Ceux qui ont le plus contribué à la volcanologie partagent le même amour du terrain. De Sénèque (vers 4 av. J-C. – 65) à Katia (1942 – 1991) et Maurice Krafft (1946 – 1991) en passant par Alexander von Humboldt (1769 – 1859), pour ne citer qu’eux, tous éprouvent le désir d’observer de près leur sujet d’étude. Une attraction dont la première phrase de Cratères en feu du géologue Haroun Tazieff (1914 – 1998) rend compte avec brio : « Debout sur le sommet du cône grondant, avant même de retrouver mon souffle coupé par la rude escalade, je plonge mon regard dans le cratère. » Ainsi, l’empirisme le plus aventurier n’entre-t-il pas en contradiction avec le sérieux de la démarche scientifique. Surtout lorsqu’il s’agit de briser les charmes de la superstition et de dépasser le dogmatisme des penseurs de salon… N’est-ce pas par l’observation que Sénèque réalise que les volcans et les cratères sont la conséquence des éruptions ? Sa description dans ses Questions naturelles ne laisse guère de doute : « Ensuite jaillirent des pierres et des roches (…), que le souffle avait expulsées avant leur combustion, (…) ayant acquis la légèreté de la pierre ponce. En dernier lieu jaillit le sommet de la montagne brûlée. (…) sa hauteur s’accrut et ce roc grandit jusqu’à devenir aussi étendu qu’une île ».
Des brasiers prêts à exploser
Toujours est-il que les mythes logés au cœur de la pensée sauvage ou religieuse ne s’opposent pas nécessairement aux vérités découvertes par la démarche scientifique.

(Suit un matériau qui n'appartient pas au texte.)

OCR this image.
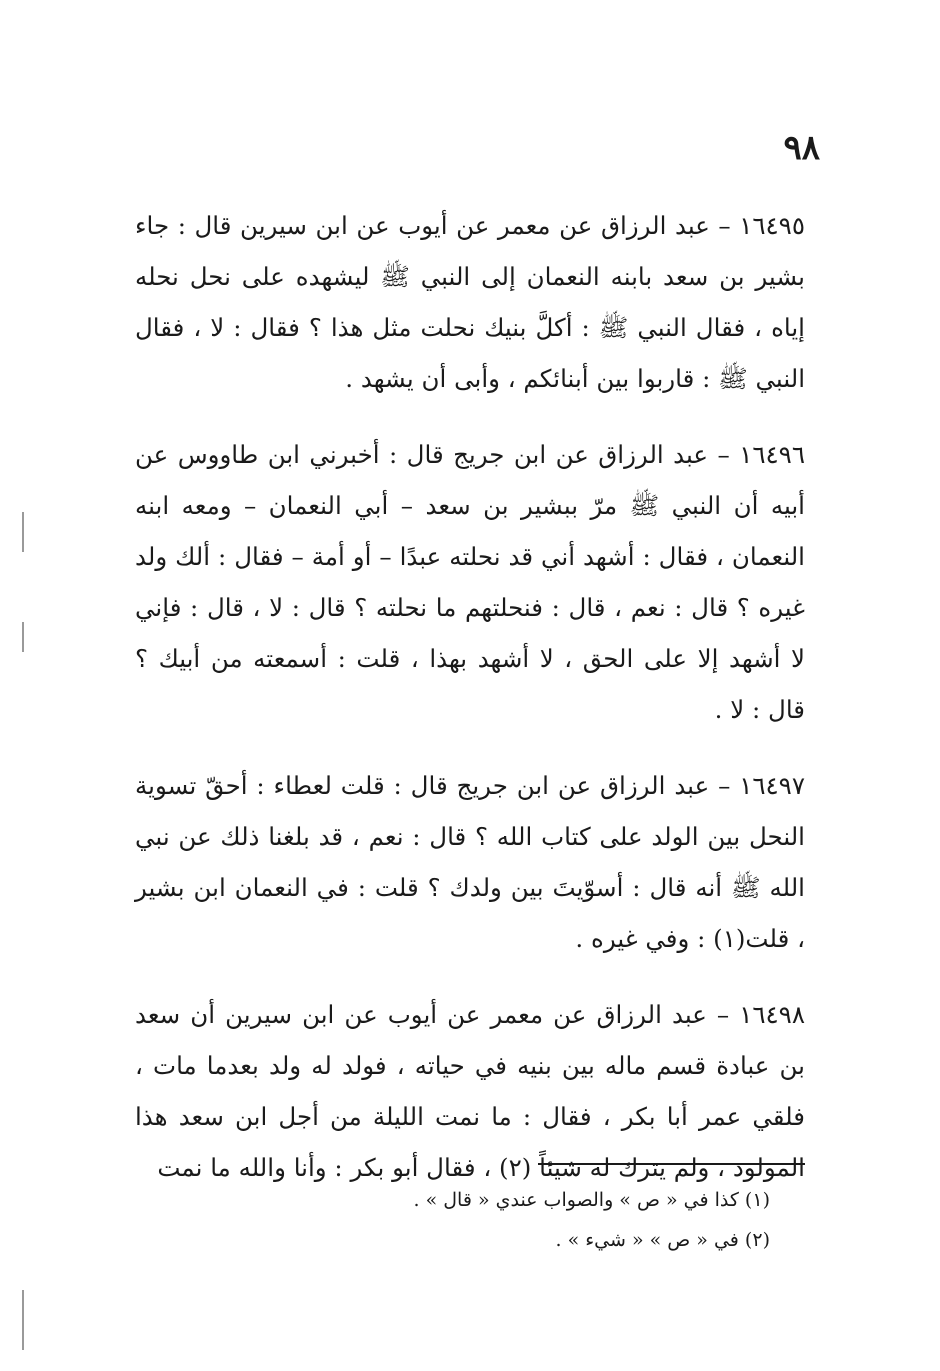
٩٨

١٦٤٩٥ – عبد الرزاق عن معمر عن أيوب عن ابن سيرين قال : جاء بشير بن سعد بابنه النعمان إلى النبي ﷺ ليشهده على نحل نحله إياه ، فقال النبي ﷺ : أكلَّ بنيك نحلت مثل هذا ؟ فقال : لا ، فقال النبي ﷺ : قاربوا بين أبنائكم ، وأبى أن يشهد .

١٦٤٩٦ – عبد الرزاق عن ابن جريج قال : أخبرني ابن طاووس عن أبيه أن النبي ﷺ مرّ ببشير بن سعد – أبي النعمان – ومعه ابنه النعمان ، فقال : أشهد أني قد نحلته عبدًا – أو أمة – فقال : ألك ولد غيره ؟ قال : نعم ، قال : فنحلتهم ما نحلته ؟ قال : لا ، قال : فإني لا أشهد إلا على الحق ، لا أشهد بهذا ، قلت : أسمعته من أبيك ؟ قال : لا .

١٦٤٩٧ – عبد الرزاق عن ابن جريج قال : قلت لعطاء : أحقّ تسوية النحل بين الولد على كتاب الله ؟ قال : نعم ، قد بلغنا ذلك عن نبي الله ﷺ أنه قال : أسوّيتَ بين ولدك ؟ قلت : في النعمان ابن بشير ، قلت(١) : وفي غيره .

١٦٤٩٨ – عبد الرزاق عن معمر عن أيوب عن ابن سيرين أن سعد بن عبادة قسم ماله بين بنيه في حياته ، فولد له ولد بعدما مات ، فلقي عمر أبا بكر ، فقال : ما نمت الليلة من أجل ابن سعد هذا المولود ، ولم يترك له شيئاً (٢) ، فقال أبو بكر : وأنا والله ما نمت

(١) كذا في « ص » والصواب عندي « قال » .

(٢) في « ص » « شيء » .
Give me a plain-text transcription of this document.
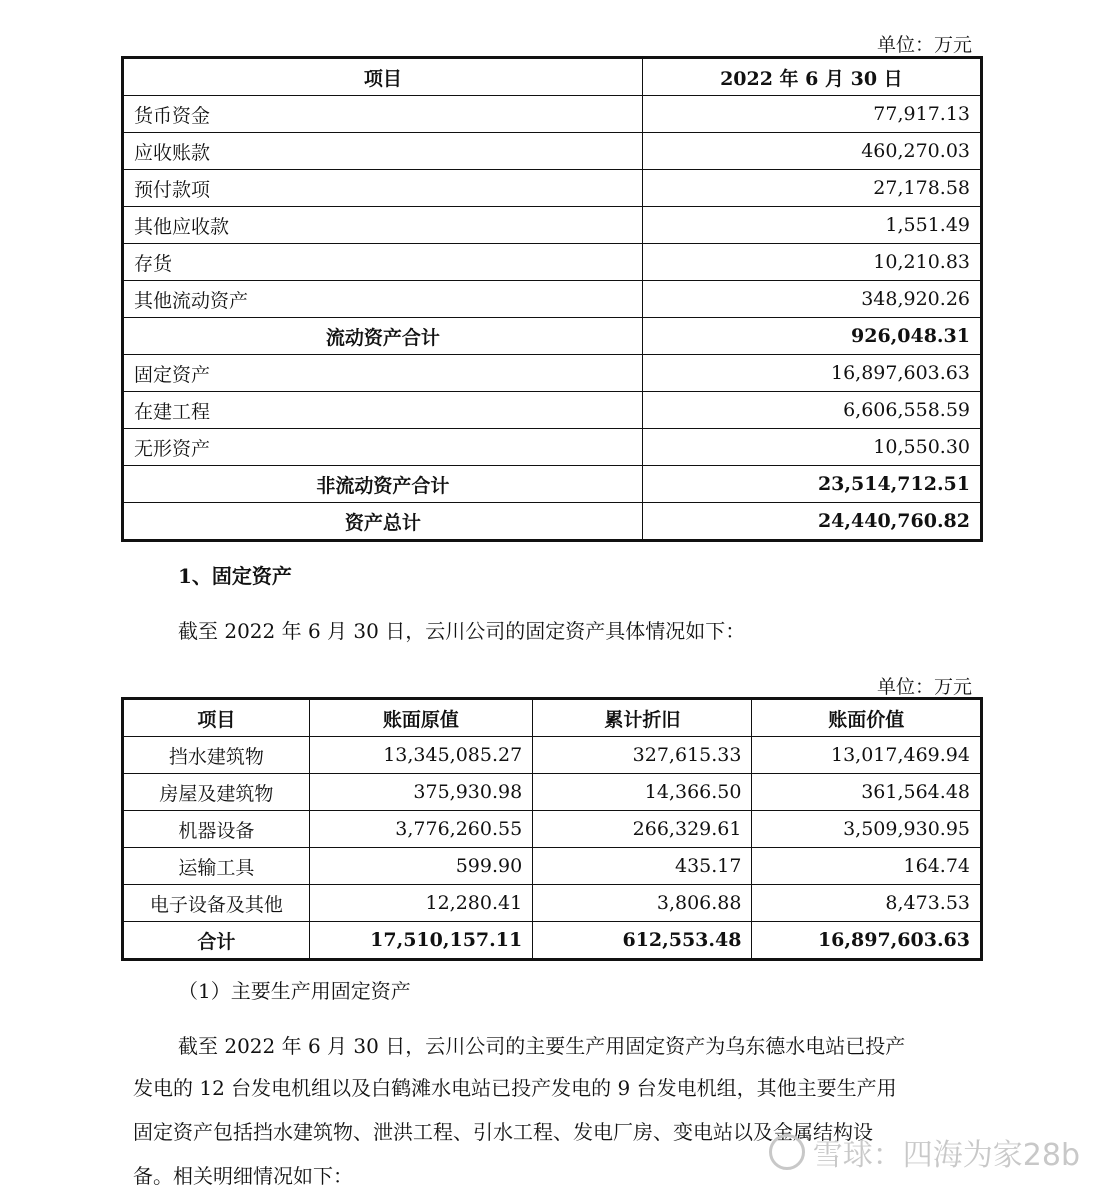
单位：万元
项目	2022 年 6 月 30 日
货币资金	77,917.13
应收账款	460,270.03
预付款项	27,178.58
其他应收款	1,551.49
存货	10,210.83
其他流动资产	348,920.26
流动资产合计	926,048.31
固定资产	16,897,603.63
在建工程	6,606,558.59
无形资产	10,550.30
非流动资产合计	23,514,712.51
资产总计	24,440,760.82
1、固定资产
截至 2022 年 6 月 30 日，云川公司的固定资产具体情况如下：
单位：万元
项目	账面原值	累计折旧	账面价值
挡水建筑物	13,345,085.27	327,615.33	13,017,469.94
房屋及建筑物	375,930.98	14,366.50	361,564.48
机器设备	3,776,260.55	266,329.61	3,509,930.95
运输工具	599.90	435.17	164.74
电子设备及其他	12,280.41	3,806.88	8,473.53
合计	17,510,157.11	612,553.48	16,897,603.63
（1）主要生产用固定资产
截至 2022 年 6 月 30 日，云川公司的主要生产用固定资产为乌东德水电站已投产
发电的 12 台发电机组以及白鹤滩水电站已投产发电的 9 台发电机组，其他主要生产用
固定资产包括挡水建筑物、泄洪工程、引水工程、发电厂房、变电站以及金属结构设
备。相关明细情况如下：
雪球：四海为家28b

Ainsi, les récits mythologiques polynésiens interprètent avec justesse les rôles de l’eau et du feu dans la création de l’archipel d’Hawaï. Et lorsque les offrandes ne suffisent pas à calmer Pélé la déesse des volcans, notamment lors de l’éruption du Kilauea de 1935, les insulaires, sous l’impulsion du volcanologue Thomas Jaggar, n’hésitent pas à tenter de dévier une coulée de lave ! En 1669, les habitants de Catane avaient été les premiers à essayer cette tactique : mais s’ils n’avaient que des outils rudimentaires pour accomplir leur tâche, les Hawaïens comptent alors sur l’US Air Force pour « bombarder les chenaux de lave presque à leur point d’émission pour provoquer le débordement et la création de nouvelles coulées dans des directions sans risques pour les populations », raconte Guérin dans son livre.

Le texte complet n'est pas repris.